Is Apache more secure than IIS? Almost certainly, going by history
alone. But the reasons are obvious enough:
1) Open source: makes peer review possible, so security holes are
discovered and closed earlier.
2) Cross platform: makes exploiting holes a lot more difficult - a
binary compiled for Solaris will have different behaviour than a
binary compiled for BSD.
3) Not seriously bloated: Most IIS exploits don't use holes in the
core IIS software, but in one of the gazillion add-on DLL's that are
installed by default.
To protect yourself from worms, you can use at least basic security
procedures: run the Apache service as a user that only has read
access to the web directories and very little access to anything
else. Use a firewall.

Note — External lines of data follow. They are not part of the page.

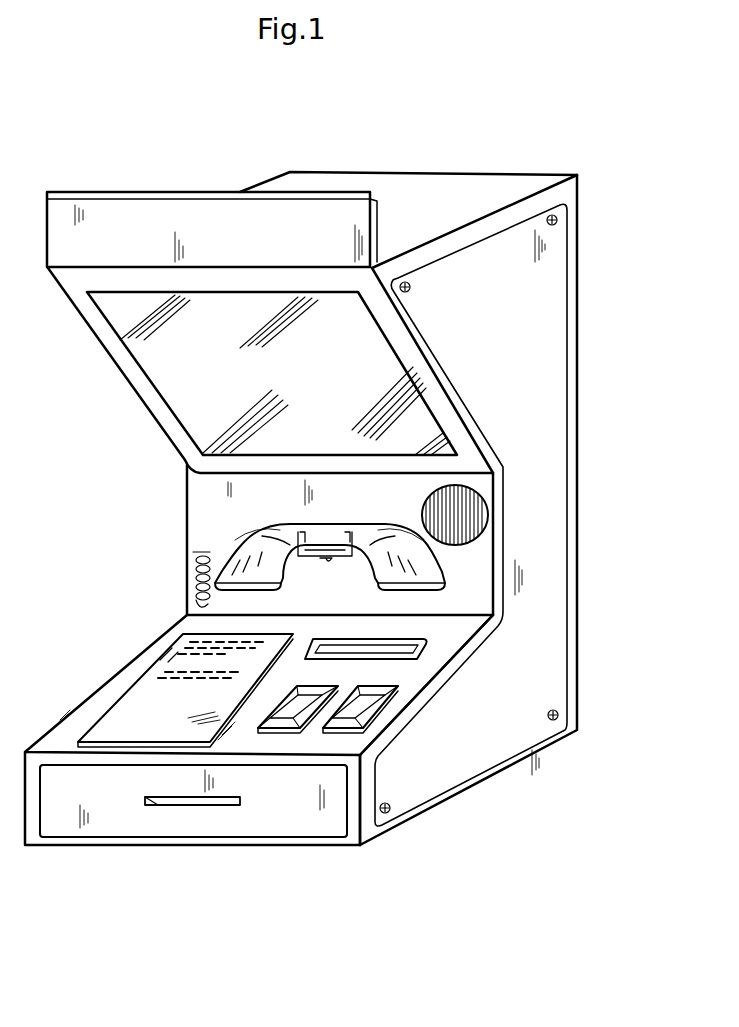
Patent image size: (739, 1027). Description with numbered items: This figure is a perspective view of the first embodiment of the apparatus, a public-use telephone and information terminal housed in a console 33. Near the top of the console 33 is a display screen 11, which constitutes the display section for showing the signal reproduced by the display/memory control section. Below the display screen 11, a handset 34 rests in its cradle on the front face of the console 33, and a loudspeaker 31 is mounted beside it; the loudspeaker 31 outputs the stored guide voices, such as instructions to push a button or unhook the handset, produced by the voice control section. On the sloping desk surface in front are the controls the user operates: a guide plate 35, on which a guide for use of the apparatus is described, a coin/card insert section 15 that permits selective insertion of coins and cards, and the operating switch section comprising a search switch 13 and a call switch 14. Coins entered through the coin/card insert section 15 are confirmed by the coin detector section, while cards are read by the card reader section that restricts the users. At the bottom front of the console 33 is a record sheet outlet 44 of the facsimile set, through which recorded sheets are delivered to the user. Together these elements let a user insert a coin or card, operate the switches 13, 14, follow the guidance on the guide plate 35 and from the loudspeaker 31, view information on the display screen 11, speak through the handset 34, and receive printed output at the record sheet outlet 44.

The display screen 11 is at (170, 392).
The search switch 13 is at (357, 705).
The call switch 14 is at (283, 740).
The coin/card insert section 15 is at (420, 650).
The loudspeaker 31 is at (473, 520).
The console 33 is at (557, 385).
The handset 34 is at (327, 532).
The guide plate 35 is at (145, 687).
The record sheet outlet 44 is at (185, 807).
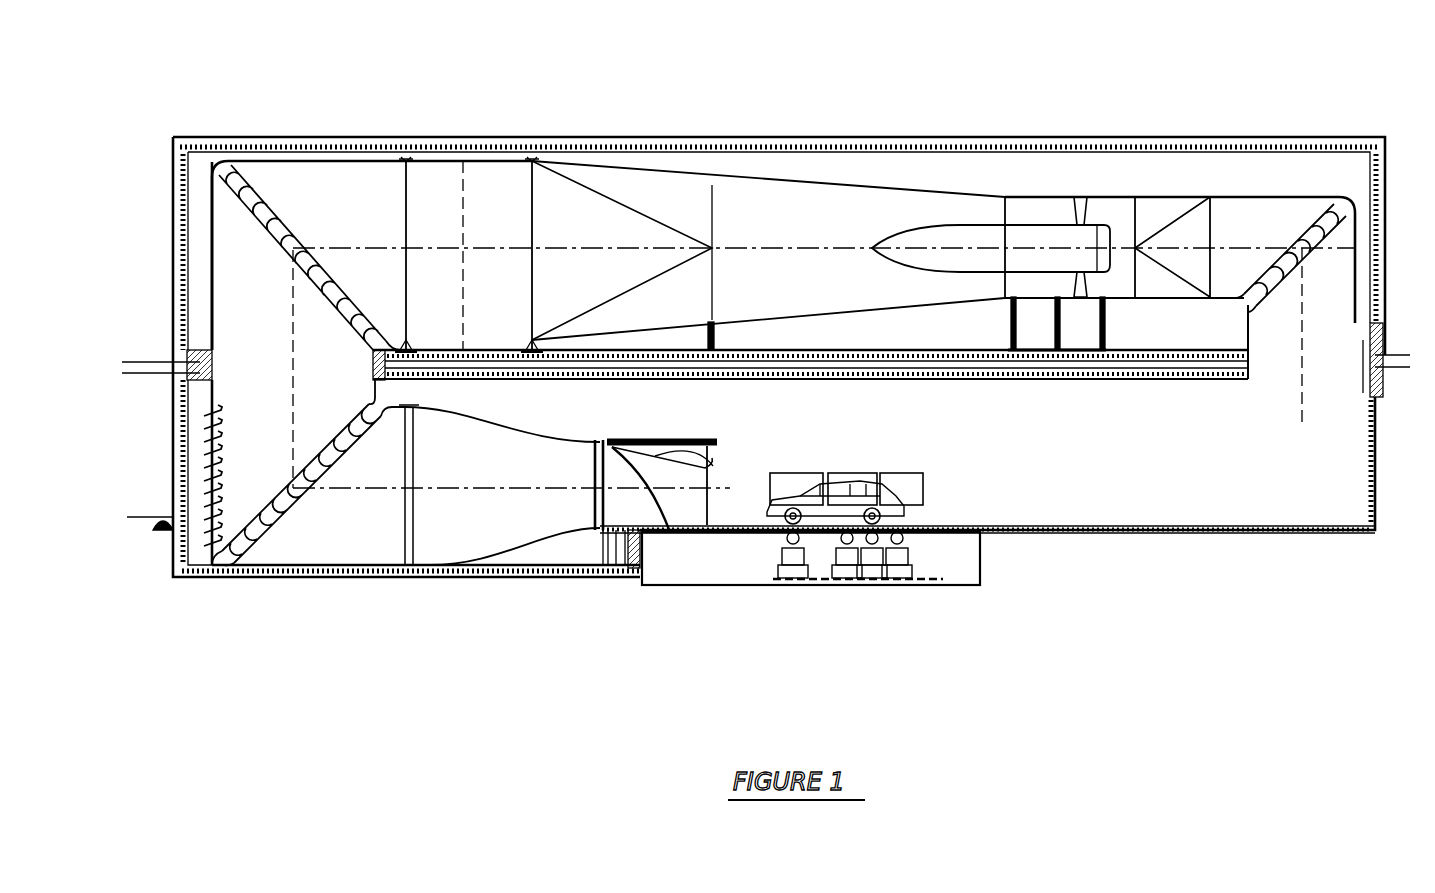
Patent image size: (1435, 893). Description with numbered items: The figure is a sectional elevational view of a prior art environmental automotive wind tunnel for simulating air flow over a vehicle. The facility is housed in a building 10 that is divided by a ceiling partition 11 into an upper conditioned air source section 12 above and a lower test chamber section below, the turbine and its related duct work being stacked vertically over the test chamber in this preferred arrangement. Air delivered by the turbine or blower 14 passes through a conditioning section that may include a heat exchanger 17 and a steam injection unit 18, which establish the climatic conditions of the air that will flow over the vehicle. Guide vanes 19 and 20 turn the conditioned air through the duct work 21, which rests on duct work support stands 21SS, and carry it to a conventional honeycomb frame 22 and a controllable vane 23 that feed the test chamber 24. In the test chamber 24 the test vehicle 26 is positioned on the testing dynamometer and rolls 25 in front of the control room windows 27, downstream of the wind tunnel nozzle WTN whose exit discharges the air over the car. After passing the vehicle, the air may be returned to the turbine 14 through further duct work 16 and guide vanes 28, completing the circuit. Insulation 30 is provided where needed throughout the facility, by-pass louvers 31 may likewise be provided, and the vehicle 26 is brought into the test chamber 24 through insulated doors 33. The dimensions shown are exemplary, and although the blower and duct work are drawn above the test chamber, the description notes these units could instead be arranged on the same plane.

The building 10 is at (855, 130).
The ceiling partition 11 is at (958, 362).
The upper conditioned air source section 12 is at (950, 167).
The turbine or blower 14 is at (1030, 195).
The further duct work 16 is at (1268, 355).
The heat exchanger 17 is at (498, 160).
The steam injection unit 18 is at (432, 160).
The guide vane 19 is at (320, 248).
The guide vane 20 is at (300, 462).
The duct work 21 is at (307, 160).
The duct work support stands 21SS is at (407, 340).
The honeycomb frame 22 is at (606, 450).
The controllable vane 23 is at (695, 470).
The test chamber 24 is at (830, 457).
The testing dynamometer and rolls 25 is at (780, 563).
The test vehicle 26 is at (840, 490).
The control room windows 27 is at (925, 487).
The guide vanes 28 is at (1290, 228).
The insulation 30 is at (185, 268).
The by-pass louvers 31 is at (205, 470).
The insulated doors 33 is at (1368, 425).
The wind tunnel nozzle WTN is at (697, 433).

Be paranoid about others hacking into the
box.
Also remember that worm's don't need to exploit HTTP, they can also
use holes in Bind, Sendmail, WS-FTP, Exchange, Active Directory or any other
network daemon. Currently most LDAP servers have huge holes in them,
so if you have a publicly accesible LDAP server than it might be time
to rethink that strategy. (IMHO public LDAP, except as a community service,
is a bad idea anyway.)
Hope this answers the question you had in mind?